Anthroposophische Heilmittel
Anthroposophische Heilmittel sind ganzheitlich konzipierte Kompositionen aus Grundstoffen mineralischen, pflanzlichen oder tierischen Ursprungs. Aber nicht nur die Inhaltsstoffe, auch die Art der Verarbeitung spielt eine entscheidende Rolle bei der Herstellung: Verschiedene Produktionsverfahren sind auf die Wirkungsweise der vier Wesensglieder abgestimmt. Je nach gewünschter Wirkung wird eine Natursubstanz verfestigt, verflüssigt, destilliert, extrahiert, rhythmisiert oder verbrannt. Auch die Form des Heilmittels – ob Tablette, Tropfen, Salbe, Pulver oder Injektionslösung – weist eine Beziehung zu demjenigen Wesensglied auf, bei dem die Heilung ansetzen soll. Bekannte anthroposophische Heilmittel sind Mistelpräparate zur Krebsbehandlung, sowie weitere Pflanzenpräparate, Arzneimittelkombinationen aus homöopathischen Präparaten, mit Pflanzen gelöste Metalle, Metallsalben sowie Öle und Tinkturen für Wickel, Einreibungen und Bäder. Anthroposophische Arzneien sprechen die Selbstheilungskräfte an und unterstützen gezielt natürliche Lebensprozesse. Sie werden daher nicht nur in der ärztlichen Therapie eingesetzt, sondern eignen sich grösstenteils auch für die Selbstmedikation.

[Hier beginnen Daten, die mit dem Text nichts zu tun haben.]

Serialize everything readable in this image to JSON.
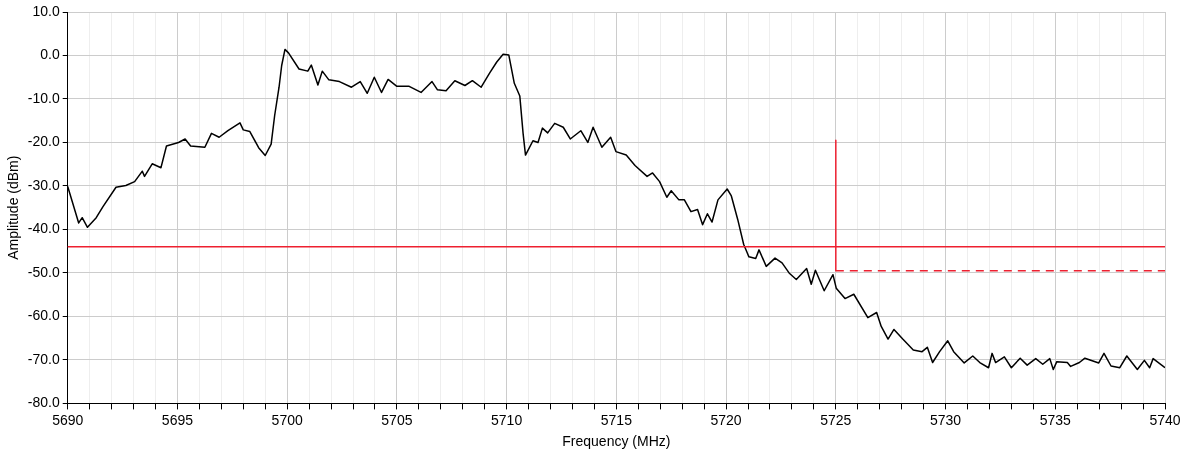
{
  "chart_data": {
    "type": "line",
    "xlabel": "Frequency (MHz)",
    "ylabel": "Amplitude (dBm)",
    "xlim": [
      5690,
      5740
    ],
    "xticks": [
      5690,
      {
        "value": 5691,
        "label": null
      },
      {
        "value": 5692,
        "label": null
      },
      {
        "value": 5693,
        "label": null
      },
      {
        "value": 5694,
        "label": null
      },
      5695,
      {
        "value": 5696,
        "label": null
      },
      {
        "value": 5697,
        "label": null
      },
      {
        "value": 5698,
        "label": null
      },
      {
        "value": 5699,
        "label": null
      },
      5700,
      {
        "value": 5701,
        "label": null
      },
      {
        "value": 5702,
        "label": null
      },
      {
        "value": 5703,
        "label": null
      },
      {
        "value": 5704,
        "label": null
      },
      5705,
      {
        "value": 5706,
        "label": null
      },
      {
        "value": 5707,
        "label": null
      },
      {
        "value": 5708,
        "label": null
      },
      {
        "value": 5709,
        "label": null
      },
      5710,
      {
        "value": 5711,
        "label": null
      },
      {
        "value": 5712,
        "label": null
      },
      {
        "value": 5713,
        "label": null
      },
      {
        "value": 5714,
        "label": null
      },
      5715,
      {
        "value": 5716,
        "label": null
      },
      {
        "value": 5717,
        "label": null
      },
      {
        "value": 5718,
        "label": null
      },
      {
        "value": 5719,
        "label": null
      },
      5720,
      {
        "value": 5721,
        "label": null
      },
      {
        "value": 5722,
        "label": null
      },
      {
        "value": 5723,
        "label": null
      },
      {
        "value": 5724,
        "label": null
      },
      5725,
      {
        "value": 5726,
        "label": null
      },
      {
        "value": 5727,
        "label": null
      },
      {
        "value": 5728,
        "label": null
      },
      {
        "value": 5729,
        "label": null
      },
      5730,
      {
        "value": 5731,
        "label": null
      },
      {
        "value": 5732,
        "label": null
      },
      {
        "value": 5733,
        "label": null
      },
      {
        "value": 5734,
        "label": null
      },
      5735,
      {
        "value": 5736,
        "label": null
      },
      {
        "value": 5737,
        "label": null
      },
      {
        "value": 5738,
        "label": null
      },
      {
        "value": 5739,
        "label": null
      },
      5740
    ],
    "ylim": [
      -80,
      10
    ],
    "yticks": [
      {
        "value": -80,
        "label": "-80.0"
      },
      {
        "value": -70,
        "label": "-70.0"
      },
      {
        "value": -60,
        "label": "-60.0"
      },
      {
        "value": -50,
        "label": "-50.0"
      },
      {
        "value": -40,
        "label": "-40.0"
      },
      {
        "value": -30,
        "label": "-30.0"
      },
      {
        "value": -20,
        "label": "-20.0"
      },
      {
        "value": -10,
        "label": "-10.0"
      },
      {
        "value": 0,
        "label": "0.0"
      },
      {
        "value": 10,
        "label": "10.0"
      }
    ],
    "grid": true,
    "legend": false,
    "marker": "none",
    "ref_lines": [
      {
        "axis": "y",
        "value": -44,
        "color": "#ee2030"
      }
    ],
    "series": [
      {
        "color": "#000000",
        "line_style": "solid",
        "x": [
          5690,
          5690.5,
          5690.66,
          5690.9,
          5691.3,
          5691.6,
          5692.2,
          5692.65,
          5693.05,
          5693.4,
          5693.5,
          5693.85,
          5694.25,
          5694.5,
          5695.05,
          5695.35,
          5695.6,
          5696.25,
          5696.55,
          5696.9,
          5697.3,
          5697.85,
          5698,
          5698.3,
          5698.7,
          5699,
          5699.27,
          5699.43,
          5699.63,
          5699.75,
          5699.9,
          5700.06,
          5700.54,
          5700.94,
          5701.1,
          5701.4,
          5701.6,
          5701.9,
          5702.38,
          5702.93,
          5703.33,
          5703.65,
          5703.97,
          5704.3,
          5704.6,
          5705,
          5705.56,
          5706.1,
          5706.6,
          5706.85,
          5707.24,
          5707.64,
          5708.1,
          5708.44,
          5708.84,
          5709.23,
          5709.55,
          5709.84,
          5710.1,
          5710.35,
          5710.6,
          5710.75,
          5710.86,
          5711.2,
          5711.43,
          5711.63,
          5711.87,
          5712.19,
          5712.58,
          5712.9,
          5713.38,
          5713.7,
          5713.94,
          5714.34,
          5714.74,
          5714.98,
          5715.45,
          5715.85,
          5716.4,
          5716.65,
          5716.97,
          5717.3,
          5717.5,
          5717.85,
          5718.1,
          5718.4,
          5718.7,
          5718.93,
          5719.15,
          5719.36,
          5719.63,
          5720.05,
          5720.24,
          5720.53,
          5720.8,
          5721.04,
          5721.35,
          5721.5,
          5721.83,
          5722.23,
          5722.55,
          5722.87,
          5723.2,
          5723.67,
          5723.88,
          5724.07,
          5724.47,
          5724.87,
          5725.02,
          5725.42,
          5725.82,
          5726.46,
          5726.86,
          5727.07,
          5727.38,
          5727.65,
          5728.05,
          5728.53,
          5728.93,
          5729.17,
          5729.41,
          5729.73,
          5730.1,
          5730.37,
          5730.85,
          5731.24,
          5731.56,
          5731.96,
          5732.12,
          5732.28,
          5732.68,
          5733,
          5733.4,
          5733.72,
          5734.11,
          5734.43,
          5734.75,
          5734.91,
          5735.07,
          5735.55,
          5735.7,
          5736.1,
          5736.35,
          5736.98,
          5737.22,
          5737.54,
          5737.94,
          5738.26,
          5738.74,
          5739.06,
          5739.3,
          5739.46,
          5740
        ],
        "values": [
          -30.1,
          -38.5,
          -37.3,
          -39.5,
          -37.3,
          -34.8,
          -30.3,
          -29.9,
          -29,
          -26.6,
          -27.8,
          -24.9,
          -25.8,
          -20.8,
          -20,
          -19.2,
          -20.8,
          -21.1,
          -17.9,
          -18.8,
          -17.3,
          -15.5,
          -17.1,
          -17.5,
          -21.2,
          -23,
          -20.4,
          -13.8,
          -7.3,
          -2.3,
          1.4,
          0.6,
          -3.1,
          -3.6,
          -2.2,
          -6.8,
          -3.6,
          -5.6,
          -6,
          -7.3,
          -6,
          -8.7,
          -5,
          -8.5,
          -5.5,
          -7.1,
          -7.1,
          -8.5,
          -6,
          -7.9,
          -8.1,
          -5.8,
          -6.9,
          -5.8,
          -7.3,
          -4,
          -1.5,
          0.3,
          0.1,
          -6.4,
          -9.3,
          -17.9,
          -22.9,
          -19.6,
          -20,
          -16.7,
          -17.8,
          -15.6,
          -16.5,
          -19.2,
          -17.3,
          -20,
          -16.5,
          -21.1,
          -18.8,
          -22.1,
          -22.9,
          -25.3,
          -27.8,
          -27,
          -29,
          -32.6,
          -31.1,
          -33.2,
          -33.2,
          -35.9,
          -35.4,
          -38.9,
          -36.4,
          -38.3,
          -33.2,
          -30.7,
          -32.3,
          -37.7,
          -43.4,
          -46.3,
          -46.7,
          -44.7,
          -48.5,
          -46.6,
          -47.7,
          -50,
          -51.5,
          -49,
          -52.6,
          -49.4,
          -54.1,
          -50.4,
          -53.5,
          -55.9,
          -54.9,
          -60.3,
          -59.1,
          -62.3,
          -65.2,
          -63,
          -65.2,
          -67.7,
          -68.1,
          -67.1,
          -70.6,
          -68.1,
          -65.6,
          -68.1,
          -70.7,
          -69.1,
          -70.6,
          -71.8,
          -68.5,
          -70.6,
          -69.3,
          -71.8,
          -69.6,
          -71.2,
          -69.7,
          -71,
          -69.7,
          -72.2,
          -70.4,
          -70.6,
          -71.5,
          -70.6,
          -69.6,
          -70.7,
          -68.5,
          -71.4,
          -71.8,
          -69.1,
          -72.2,
          -70.1,
          -71.8,
          -69.7,
          -71.8
        ]
      },
      {
        "color": "#ee2030",
        "line_style": "solid",
        "x": [
          5725,
          5725
        ],
        "values": [
          -19.5,
          -49.5
        ]
      },
      {
        "color": "#ee2030",
        "line_style": "dashed",
        "x": [
          5725,
          5740
        ],
        "values": [
          -49.5,
          -49.5
        ]
      }
    ]
  }
}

Anthroposophische Kunsttherapien
Die anthroposophischen Kunsttherapien setzen das Plastizieren und Malen, die Musik, Sprache und Bewegung ein, um die körpereigenen Regenerationskräfte anzuregen und die Persönlichkeitsentwicklung zu fördern. Lebensvorgänge und Organfunktionen, deren natürlicher Rhythmus aus dem Gleichgewicht geraten ist, werden durch künstlerisches Gestalten ausgeglichen und gekräftigt. Therapeutinnen und Therapeuten entwickeln in Absprache mit den behandelnden Ärzten /-innen individuelle Übungen und Übungsfolgen. Die Patienten/ -innen erfahren sich dabei nicht als passiv Erleidende, als «geduldig auf Wirkung Wartende», sondern tragen durch ihre eigene Aktivität wesentlich zum Heilungsprozess bei.

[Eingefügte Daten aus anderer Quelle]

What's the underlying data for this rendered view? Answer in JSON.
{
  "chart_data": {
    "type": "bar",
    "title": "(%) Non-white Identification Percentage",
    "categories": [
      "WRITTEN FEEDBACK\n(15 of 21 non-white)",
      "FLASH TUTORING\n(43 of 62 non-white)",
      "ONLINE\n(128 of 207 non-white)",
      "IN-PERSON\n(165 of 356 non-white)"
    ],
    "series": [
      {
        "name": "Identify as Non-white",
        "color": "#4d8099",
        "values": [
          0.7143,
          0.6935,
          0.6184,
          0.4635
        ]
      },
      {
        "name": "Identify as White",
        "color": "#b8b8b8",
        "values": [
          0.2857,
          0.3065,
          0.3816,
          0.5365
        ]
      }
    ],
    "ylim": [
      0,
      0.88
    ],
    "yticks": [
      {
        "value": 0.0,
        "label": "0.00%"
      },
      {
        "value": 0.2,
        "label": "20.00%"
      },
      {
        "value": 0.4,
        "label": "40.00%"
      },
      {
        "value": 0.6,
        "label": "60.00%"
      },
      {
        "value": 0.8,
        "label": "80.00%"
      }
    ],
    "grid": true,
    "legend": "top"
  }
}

Das plastisch-therapeutische Gestalten bringt Vorstellen, Erleben und Handeln in ein lebendiges Wechsel - spiel. Unterschiedliche Materialien wie Ton, Holz, Stein, Gips oder Sand werden dabei mit den Händen oder mit Werkzeugen geformt. Die Maltherapie fördert das Erleben und Gestalten von Farbqualitäten und Farbkombinationen. Verschiedene Malmethoden regen gezielt seelische Prozesse und Organtätigkeiten an, entspannen den Organismus und führen zur Vertiefung der Erlebnisqualität. Die Musiktherapie setzt Töne, Intervalle, Melodien, Harmonien und Rhythmen ein, die auf unterschiedlichen Instrumenten gespielt, gesungen oder auch mit wachem Ohr angehört werden. Die bewusst gewählten Klänge und Klangfolgen wirken auf Körper, Seele und Geist und setzen Selbstheilungskräfte frei.

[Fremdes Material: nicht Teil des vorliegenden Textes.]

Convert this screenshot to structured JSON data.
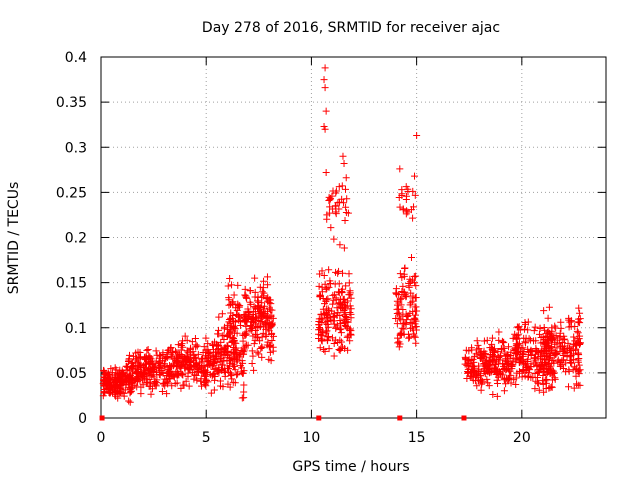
{
  "chart_data": {
    "type": "scatter",
    "title": "Day 278 of 2016, SRMTID for receiver ajac",
    "xlabel": "GPS time / hours",
    "ylabel": "SRMTID / TECUs",
    "xlim": [
      0,
      24
    ],
    "ylim": [
      0,
      0.4
    ],
    "xticks": [
      0,
      5,
      10,
      15,
      20
    ],
    "xtick_labels": [
      "0",
      "5",
      "10",
      "15",
      "20"
    ],
    "yticks": [
      0,
      0.05,
      0.1,
      0.15,
      0.2,
      0.25,
      0.3,
      0.35,
      0.4
    ],
    "ytick_labels": [
      "0",
      "0.05",
      "0.1",
      "0.15",
      "0.2",
      "0.25",
      "0.3",
      "0.35",
      "0.4"
    ],
    "grid": true,
    "marker": "plus",
    "marker_color": "#ff0000",
    "clusters": [
      {
        "x_range": [
          0.1,
          1.5
        ],
        "y_range": [
          0.015,
          0.065
        ],
        "count": 180
      },
      {
        "x_range": [
          1.3,
          3.5
        ],
        "y_range": [
          0.02,
          0.09
        ],
        "count": 220
      },
      {
        "x_range": [
          3.5,
          5.5
        ],
        "y_range": [
          0.02,
          0.1
        ],
        "count": 200
      },
      {
        "x_range": [
          5.5,
          6.8
        ],
        "y_range": [
          0.015,
          0.13
        ],
        "count": 160
      },
      {
        "x_range": [
          6.0,
          6.6
        ],
        "y_range": [
          0.08,
          0.165
        ],
        "count": 30
      },
      {
        "x_range": [
          6.8,
          8.2
        ],
        "y_range": [
          0.05,
          0.165
        ],
        "count": 180
      },
      {
        "x_range": [
          10.3,
          11.9
        ],
        "y_range": [
          0.05,
          0.18
        ],
        "count": 180
      },
      {
        "x_range": [
          10.7,
          11.8
        ],
        "y_range": [
          0.18,
          0.29
        ],
        "count": 35
      },
      {
        "x_range": [
          14.0,
          15.0
        ],
        "y_range": [
          0.05,
          0.2
        ],
        "count": 100
      },
      {
        "x_range": [
          14.1,
          15.0
        ],
        "y_range": [
          0.2,
          0.28
        ],
        "count": 20
      },
      {
        "x_range": [
          17.3,
          19.5
        ],
        "y_range": [
          0.02,
          0.1
        ],
        "count": 220
      },
      {
        "x_range": [
          19.5,
          21.5
        ],
        "y_range": [
          0.02,
          0.12
        ],
        "count": 200
      },
      {
        "x_range": [
          21.0,
          22.8
        ],
        "y_range": [
          0.02,
          0.135
        ],
        "count": 180
      }
    ],
    "outliers": [
      {
        "x": 10.65,
        "y": 0.388
      },
      {
        "x": 10.6,
        "y": 0.375
      },
      {
        "x": 10.65,
        "y": 0.366
      },
      {
        "x": 10.7,
        "y": 0.34
      },
      {
        "x": 10.6,
        "y": 0.323
      },
      {
        "x": 10.65,
        "y": 0.32
      },
      {
        "x": 15.0,
        "y": 0.313
      },
      {
        "x": 11.5,
        "y": 0.29
      },
      {
        "x": 11.55,
        "y": 0.282
      },
      {
        "x": 14.2,
        "y": 0.276
      },
      {
        "x": 10.7,
        "y": 0.272
      },
      {
        "x": 14.9,
        "y": 0.268
      }
    ],
    "baseline_markers": [
      0.05,
      10.35,
      14.2,
      17.25
    ]
  }
}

Die therapeutische Sprachgestaltung in der Anthroposophie stärkt durch bewusste Arbeit mit Atem, Stimme, Lautbildung und Geste das Immunsystem und das Selbst. Neben Sprech- und Bewegungsübungen werden auch verschiedene dichterische Elemente aus Epik, Lyrik und Dramatik therapeutisch eingesetzt. Die Heileurythmie kann im weitesten Sinn als Bewegungstherapie bezeichnet werden. Die Patienten/ -innen setzen dabei Klänge, Laute und Sprache in Gesten um. Differenzierte Bewegungsabläufe regen Prozesse an, die den Vorgängen im gesunden Organismus entsprechen und Körper, Seele und Geist unterstützen, das ursprüngliche Gleichgewicht wiederherzustellen. Die individuellen Übungsreihen folgen einem Therapieplan, der je nach betroffenem Organ, Krankheitsverlauf, Konstitution und seelischer Verfassung in enger Zusammenarbeit zwischen Ärzten/- innen, Therapeuten/-innen und Patienten/-innen zusammengestellt wird.